Fashion pundits are already making predictions for 2017’s winning looks, hinting that embracing spring with breezy florals and pastels could well be the way to go, especially if paired with a contemporary headpiece. Colour and a sense of fun are very much encouraged, while black and white are best avoided on Melbourne Cup Day itself, as they are the dominant fashion feature of Derby Day, which traditionally takes place on the preceding Saturday.
When British supermodel, Jean Shrimpton, arrived at Flemington in 1965, she caused a sensation by flouting the dress regulations of the era. Previously, all women adhered strictly to traditional rules regarding hemlines and hats, but when Shrimpton made her much-anticipated entrance, she was dressed in a white minidress which ended a shocking five inches above the knee, with no stockings, gloves or hat; a completely outrageous deviation from the norm.

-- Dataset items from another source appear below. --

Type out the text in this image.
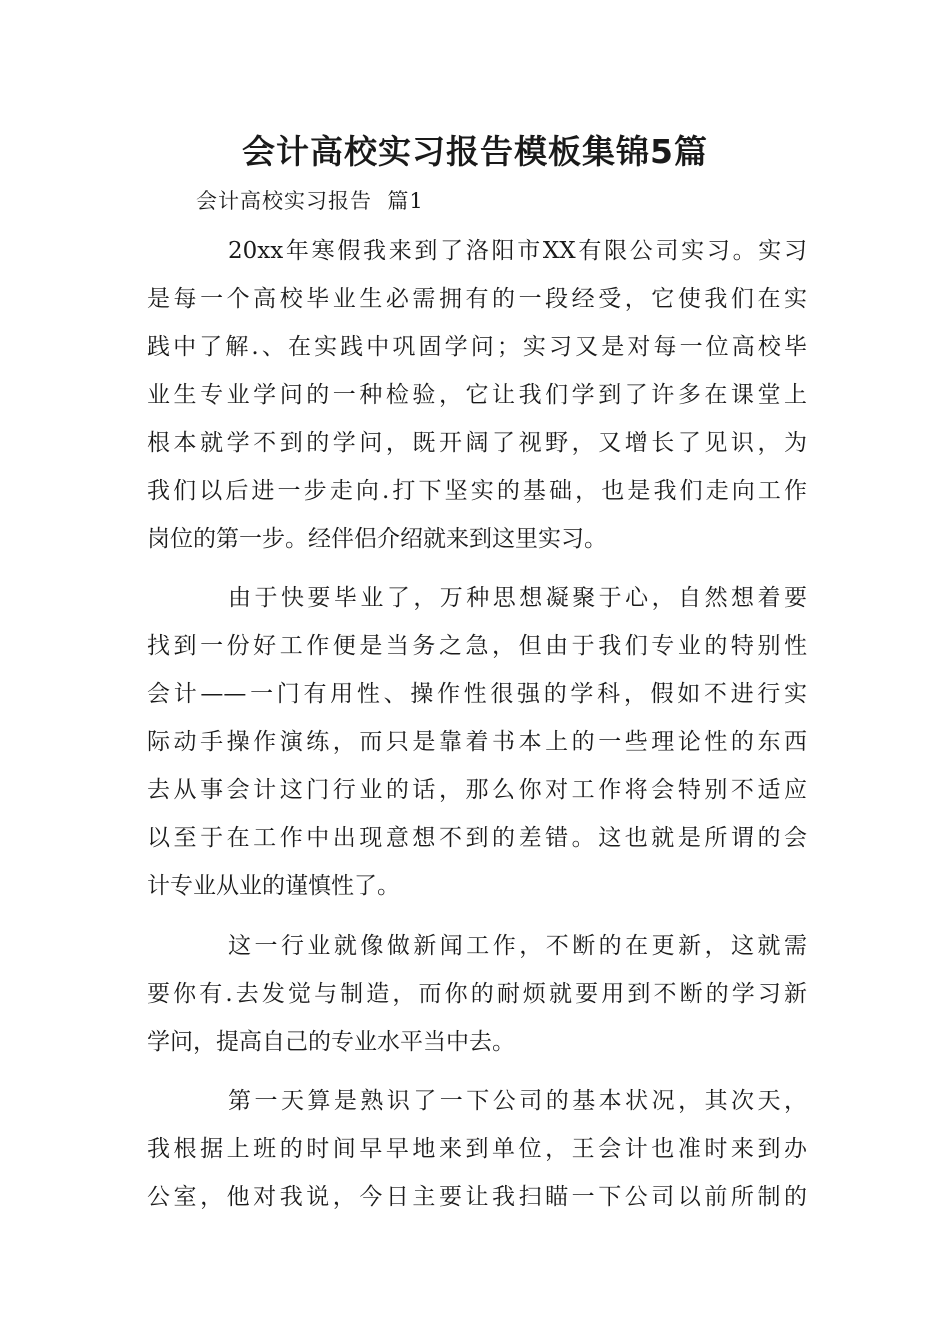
会计高校实习报告模板集锦5篇
会计高校实习报告  篇1
20xx年寒假我来到了洛阳市XX有限公司实习。实习
是每一个高校毕业生必需拥有的一段经受，它使我们在实
践中了解.、在实践中巩固学问；实习又是对每一位高校毕
业生专业学问的一种检验，它让我们学到了许多在课堂上
根本就学不到的学问，既开阔了视野，又增长了见识，为
我们以后进一步走向.打下坚实的基础，也是我们走向工作
岗位的第一步。经伴侣介绍就来到这里实习。
由于快要毕业了，万种思想凝聚于心，自然想着要
找到一份好工作便是当务之急，但由于我们专业的特别性
会计——一门有用性、操作性很强的学科，假如不进行实
际动手操作演练，而只是靠着书本上的一些理论性的东西
去从事会计这门行业的话，那么你对工作将会特别不适应
以至于在工作中出现意想不到的差错。这也就是所谓的会
计专业从业的谨慎性了。
这一行业就像做新闻工作，不断的在更新，这就需
要你有.去发觉与制造，而你的耐烦就要用到不断的学习新
学问，提高自己的专业水平当中去。
第一天算是熟识了一下公司的基本状况，其次天，
我根据上班的时间早早地来到单位，王会计也准时来到办
公室，他对我说，今日主要让我扫瞄一下公司以前所制的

Looking back, many now say that this incident and the publicity it received helped Australia to fully embrace 60s fashion, and the high hemlines and boxy cuts that went with it.
Fifty years later, another woman made waves at Flemington, but for entirely different reasons. In 2015, Australian jockey, Michelle Payne, made history by becoming the first female to win the Melbourne Cup in its 155-year history, and only the fourth woman to ever compete.
If you’re planning on spending a day at the races this year, adult tickets range from a budget-friendly $72 for general admission, to $900 for entrance to the Parade Lounge, which puts you in prime viewing position to not only view the Parade Ring, but also rub shoulders with the who’s who of Australian racing and entertainment royalty.
With our own racing events just around the corner, which fashion approach will you be emulating this year? With the refined, traditional elegance of Royal Ascot to draw upon, as well as the vibrant, springtime colour splash of Melbourne Cup, the possibilities are truly endless. With a drink in hand and sunscreen in place, you really can’t go wrong.